R. Brown and J-L. Loday had defined the tensor product of two arbitrary groups acting on each other. Let $G,H$ be groups with actions on each other on the right. each group act on itself by conjugation. Suppose that the actions are compatible, i.e.
$$g_{1}^{(h^{g})}=g_{1}^{g^{-1}hg},~ h_{1}^{g^{h}}=h_{1}^{(h^{-1}gh)}$$
for all $g,g_{1}\in G, h,h_{1}\in H$, then we can construct the non-abelian tensor product of $G$ and $H$, $G\otimes H$ generated by symbols $g\otimes h$ $(g\in G,h\in H)$ satisfy the relations
$$
g_{1}g\otimes h=(g_{1}^{g}\otimes h^{g})(g\otimes h), \\
g\otimes h_{1}h=(g\otimes h)(g^{h}\otimes h_{1}^{h}).
$$
For example when $G=H$ and actions are conjugations on $G$, these relations have the form of standard commutator identities. For any $x,y \in G$, suppose $[x,y]=xyx^{-1}y^{-1}$. Then
$$
[x_{1}x,y]=[x_{1},y]^{x}[x,y], \\
[x,y_{1}y]=[x,y][x,y_{1}]^{y}.
$$
Please see
DOI: https://doi.org/10.1017/S0017089500007515 \ written by Gilbert and Higgins
or
http://web.math.unifi.it/users/fumagal/articles/McDermott.pdf \ by A. McDermott
for more details.
I have a question. Can we consider about the non-abelian tensor of more than two groups? i.e.

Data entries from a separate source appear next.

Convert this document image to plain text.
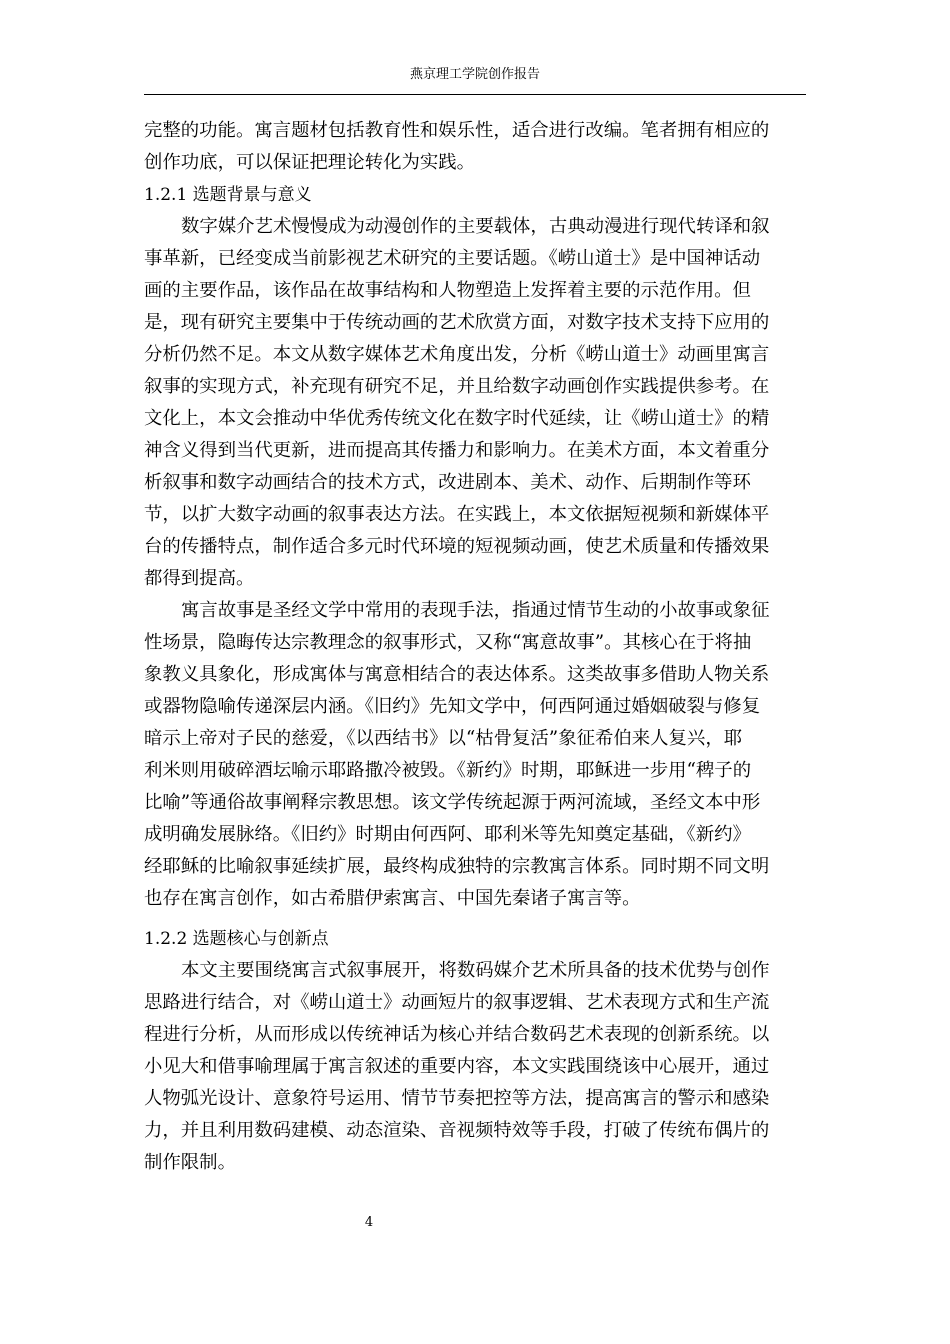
燕京理工学院创作报告
完整的功能。寓言题材包括教育性和娱乐性，适合进行改编。笔者拥有相应的
创作功底，可以保证把理论转化为实践。
1.2.1 选题背景与意义
数字媒介艺术慢慢成为动漫创作的主要载体，古典动漫进行现代转译和叙
事革新，已经变成当前影视艺术研究的主要话题。《崂山道士》是中国神话动
画的主要作品，该作品在故事结构和人物塑造上发挥着主要的示范作用。但
是，现有研究主要集中于传统动画的艺术欣赏方面，对数字技术支持下应用的
分析仍然不足。本文从数字媒体艺术角度出发，分析《崂山道士》动画里寓言
叙事的实现方式，补充现有研究不足，并且给数字动画创作实践提供参考。在
文化上，本文会推动中华优秀传统文化在数字时代延续，让《崂山道士》的精
神含义得到当代更新，进而提高其传播力和影响力。在美术方面，本文着重分
析叙事和数字动画结合的技术方式，改进剧本、美术、动作、后期制作等环
节，以扩大数字动画的叙事表达方法。在实践上，本文依据短视频和新媒体平
台的传播特点，制作适合多元时代环境的短视频动画，使艺术质量和传播效果
都得到提高。
寓言故事是圣经文学中常用的表现手法，指通过情节生动的小故事或象征
性场景，隐晦传达宗教理念的叙事形式，又称“寓意故事”。其核心在于将抽
象教义具象化，形成寓体与寓意相结合的表达体系。这类故事多借助人物关系
或器物隐喻传递深层内涵。《旧约》先知文学中，何西阿通过婚姻破裂与修复
暗示上帝对子民的慈爱，《以西结书》以“枯骨复活”象征希伯来人复兴，耶
利米则用破碎酒坛喻示耶路撒冷被毁。《新约》时期，耶稣进一步用“稗子的
比喻”等通俗故事阐释宗教思想。该文学传统起源于两河流域，圣经文本中形
成明确发展脉络。《旧约》时期由何西阿、耶利米等先知奠定基础，《新约》
经耶稣的比喻叙事延续扩展，最终构成独特的宗教寓言体系。同时期不同文明
也存在寓言创作，如古希腊伊索寓言、中国先秦诸子寓言等。
1.2.2 选题核心与创新点
本文主要围绕寓言式叙事展开，将数码媒介艺术所具备的技术优势与创作
思路进行结合，对《崂山道士》动画短片的叙事逻辑、艺术表现方式和生产流
程进行分析，从而形成以传统神话为核心并结合数码艺术表现的创新系统。以
小见大和借事喻理属于寓言叙述的重要内容，本文实践围绕该中心展开，通过
人物弧光设计、意象符号运用、情节节奏把控等方法，提高寓言的警示和感染
力，并且利用数码建模、动态渲染、音视频特效等手段，打破了传统布偶片的
制作限制。
4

For groups $G_{1},\cdots, G_{n}$ having some appropriate actions $G_{i} \longrightarrow {\rm Aut}(G_{j})$, can we establish the non-abelian tensor product $G_{1}\otimes \cdots\otimes G_{n}$ ?
(PS) Actually, I am interested in the case of $G_{1}=⋯=G_{n}=GL(r)$ and $GL(r)$ has the action on itself by conjugation. Do you know something methods for non-abelian tensor in this case?